Landespolitik

Gemeinden könnten beim Felbertauern aussteigen

In den nächsten Jahren dürften sich bei Felbertauern AG die Eigentümeranteile verschieben. Auch Einstieg der Asfinag wird nicht ausgeschlossen.

Von Peter Nindler

Innsbruck –Die geplante Aktienaufstockung zur Finanzierung der neuen 3,3 Kilometer langen Trasse am Felbertauern hat heftige Debatten ausgelöst. Die an der Felbertauernstraßen AG beteiligten Gemeinden wie Kitzbühel oder Mittersill werden keinen finanziellen Zuschuss leisten. Die beiden Städte zählen neben Lienz und Matrei zu den größten kommunalen Aktionären. 82 Gemeinden und die Stadt Innsbruck halten rund 2,85 Prozent der Aktien, der Bund 60,5 Prozent und das Land Tirol 36,7 Prozent. Letztere steuern zehn Millionen zu den geschätzten Baukosten von 15 bis 16 Mio. Euro bei, 293.000 Euro hätten die Gemeinden aufbringen sollen.

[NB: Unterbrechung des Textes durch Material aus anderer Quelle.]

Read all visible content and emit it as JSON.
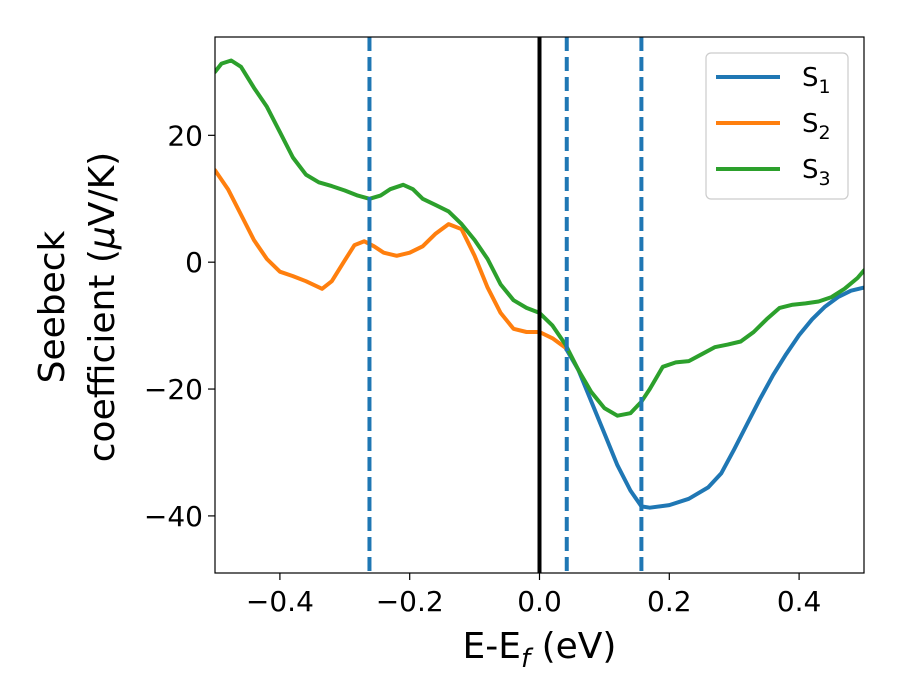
{
  "chart_data": {
    "type": "line",
    "title": "",
    "xlabel": {
      "main": "E-E",
      "sub": "f",
      "unit": " (eV)"
    },
    "ylabel": {
      "line1": "Seebeck",
      "line2_pre": "coefficient  (",
      "mu": "μ",
      "line2_post": "V/K)"
    },
    "xlim": [
      -0.5,
      0.5
    ],
    "ylim": [
      -49,
      35.5
    ],
    "xticks": [
      -0.4,
      -0.2,
      0.0,
      0.2,
      0.4
    ],
    "xtick_labels": [
      "−0.4",
      "−0.2",
      "0.0",
      "0.2",
      "0.4"
    ],
    "yticks": [
      -40,
      -20,
      0,
      20
    ],
    "ytick_labels": [
      "−40",
      "−20",
      "0",
      "20"
    ],
    "grid": false,
    "legend_position": "top-right",
    "vlines": [
      {
        "x": 0.0,
        "style": "solid",
        "color": "#000000"
      },
      {
        "x": -0.262,
        "style": "dashed",
        "color": "#1f77b4"
      },
      {
        "x": 0.042,
        "style": "dashed",
        "color": "#1f77b4"
      },
      {
        "x": 0.157,
        "style": "dashed",
        "color": "#1f77b4"
      }
    ],
    "series": [
      {
        "name": "S",
        "sub": "1",
        "color": "#1f77b4",
        "points": [
          [
            0.04,
            -13.5
          ],
          [
            0.06,
            -17
          ],
          [
            0.08,
            -22
          ],
          [
            0.1,
            -27
          ],
          [
            0.12,
            -32
          ],
          [
            0.14,
            -36
          ],
          [
            0.157,
            -38.5
          ],
          [
            0.17,
            -38.7
          ],
          [
            0.2,
            -38.3
          ],
          [
            0.23,
            -37.3
          ],
          [
            0.26,
            -35.5
          ],
          [
            0.28,
            -33.3
          ],
          [
            0.3,
            -29.5
          ],
          [
            0.32,
            -25.5
          ],
          [
            0.34,
            -21.5
          ],
          [
            0.36,
            -17.8
          ],
          [
            0.38,
            -14.5
          ],
          [
            0.4,
            -11.5
          ],
          [
            0.42,
            -9
          ],
          [
            0.44,
            -7
          ],
          [
            0.46,
            -5.5
          ],
          [
            0.48,
            -4.5
          ],
          [
            0.5,
            -4
          ]
        ]
      },
      {
        "name": "S",
        "sub": "2",
        "color": "#ff7f0e",
        "points": [
          [
            -0.5,
            14.5
          ],
          [
            -0.48,
            11.5
          ],
          [
            -0.46,
            7.5
          ],
          [
            -0.44,
            3.5
          ],
          [
            -0.42,
            0.5
          ],
          [
            -0.4,
            -1.5
          ],
          [
            -0.38,
            -2.2
          ],
          [
            -0.36,
            -3
          ],
          [
            -0.335,
            -4.2
          ],
          [
            -0.32,
            -3
          ],
          [
            -0.3,
            0.3
          ],
          [
            -0.285,
            2.7
          ],
          [
            -0.27,
            3.3
          ],
          [
            -0.255,
            2.5
          ],
          [
            -0.24,
            1.5
          ],
          [
            -0.22,
            1
          ],
          [
            -0.2,
            1.5
          ],
          [
            -0.18,
            2.5
          ],
          [
            -0.16,
            4.5
          ],
          [
            -0.14,
            6
          ],
          [
            -0.12,
            5.2
          ],
          [
            -0.1,
            1
          ],
          [
            -0.08,
            -4
          ],
          [
            -0.06,
            -8
          ],
          [
            -0.04,
            -10.5
          ],
          [
            -0.02,
            -11
          ],
          [
            0.0,
            -11
          ],
          [
            0.02,
            -12
          ],
          [
            0.04,
            -13.5
          ]
        ]
      },
      {
        "name": "S",
        "sub": "3",
        "color": "#2ca02c",
        "points": [
          [
            -0.5,
            30
          ],
          [
            -0.49,
            31.3
          ],
          [
            -0.475,
            31.8
          ],
          [
            -0.46,
            30.8
          ],
          [
            -0.44,
            27.5
          ],
          [
            -0.42,
            24.5
          ],
          [
            -0.4,
            20.5
          ],
          [
            -0.38,
            16.5
          ],
          [
            -0.36,
            13.8
          ],
          [
            -0.34,
            12.6
          ],
          [
            -0.32,
            12
          ],
          [
            -0.3,
            11.3
          ],
          [
            -0.28,
            10.5
          ],
          [
            -0.262,
            10
          ],
          [
            -0.245,
            10.5
          ],
          [
            -0.23,
            11.5
          ],
          [
            -0.21,
            12.2
          ],
          [
            -0.195,
            11.5
          ],
          [
            -0.18,
            10
          ],
          [
            -0.16,
            9
          ],
          [
            -0.14,
            8
          ],
          [
            -0.12,
            6
          ],
          [
            -0.1,
            3.5
          ],
          [
            -0.08,
            0.5
          ],
          [
            -0.06,
            -3.5
          ],
          [
            -0.04,
            -6
          ],
          [
            -0.02,
            -7.2
          ],
          [
            0.0,
            -8
          ],
          [
            0.02,
            -10
          ],
          [
            0.04,
            -13
          ],
          [
            0.06,
            -17
          ],
          [
            0.08,
            -20.5
          ],
          [
            0.1,
            -23
          ],
          [
            0.12,
            -24.2
          ],
          [
            0.14,
            -23.8
          ],
          [
            0.157,
            -22
          ],
          [
            0.17,
            -20
          ],
          [
            0.19,
            -16.5
          ],
          [
            0.21,
            -15.8
          ],
          [
            0.23,
            -15.6
          ],
          [
            0.25,
            -14.5
          ],
          [
            0.27,
            -13.4
          ],
          [
            0.29,
            -13
          ],
          [
            0.31,
            -12.5
          ],
          [
            0.33,
            -11
          ],
          [
            0.35,
            -9
          ],
          [
            0.37,
            -7.2
          ],
          [
            0.39,
            -6.7
          ],
          [
            0.41,
            -6.5
          ],
          [
            0.43,
            -6.2
          ],
          [
            0.45,
            -5.5
          ],
          [
            0.47,
            -4.2
          ],
          [
            0.49,
            -2.5
          ],
          [
            0.5,
            -1.3
          ]
        ]
      }
    ]
  }
}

Aber nicht nur Kitzbühel und Mittersill weigern sich, aufzustocken, sondern auch zahlreiche andere Kleinaktionäre. Tirols Straßenbaureferent LHStv. Josef Geisler (VP) beurteilt dies nüchtern: „Die seinerzeitige Beteiligung war ohnehin nur symbolhaft.“ Kein Verständnis hat hingegen FP-Nationalrat Gerald Hauser. Über die mangelnde Solidarität von Kitzbühel und der anderen Gemeinden reagiert er empört. „Die Felbertauernstraße ist unsere Lebensader. Ich verstehe nicht, dass zum Kitzbühel den Solidarbeitrag in der Höhe von 30.613,97 Euro nicht leistet.“

Die Osttiroler Gemeinden dürften hingegen geschlossen der Aufstockung zustimmen und 191.000 Euro zuschießen. Das wünscht sich auch der Vorstandsdirektor der Felbertauernstraße AG, Karl Popeller, schließlich gehe es dabei um ein Signal für die Mautbefreiung der Osttiroler, die ins Visier der Europäischen Union geraten ist. „Allein deshalb wäre das Signal der Osttiroler wichtig.“

Angesichts der Debatten über den Kapitalzuschuss wird hinter den Kulissen einmal mehr über Verschiebungen der Eigentümerstruktur diskutiert und die Sinnhaftigkeit der Gemeindebeteiligungen hinterfragt. Der ehemalige Landeshauptmann Herwig van Staa (VP) hat schon einmal versucht, die Anteile der Gemeinden zu übernehmen, möglicherweise kommt es zu einem neuen Vorstoß.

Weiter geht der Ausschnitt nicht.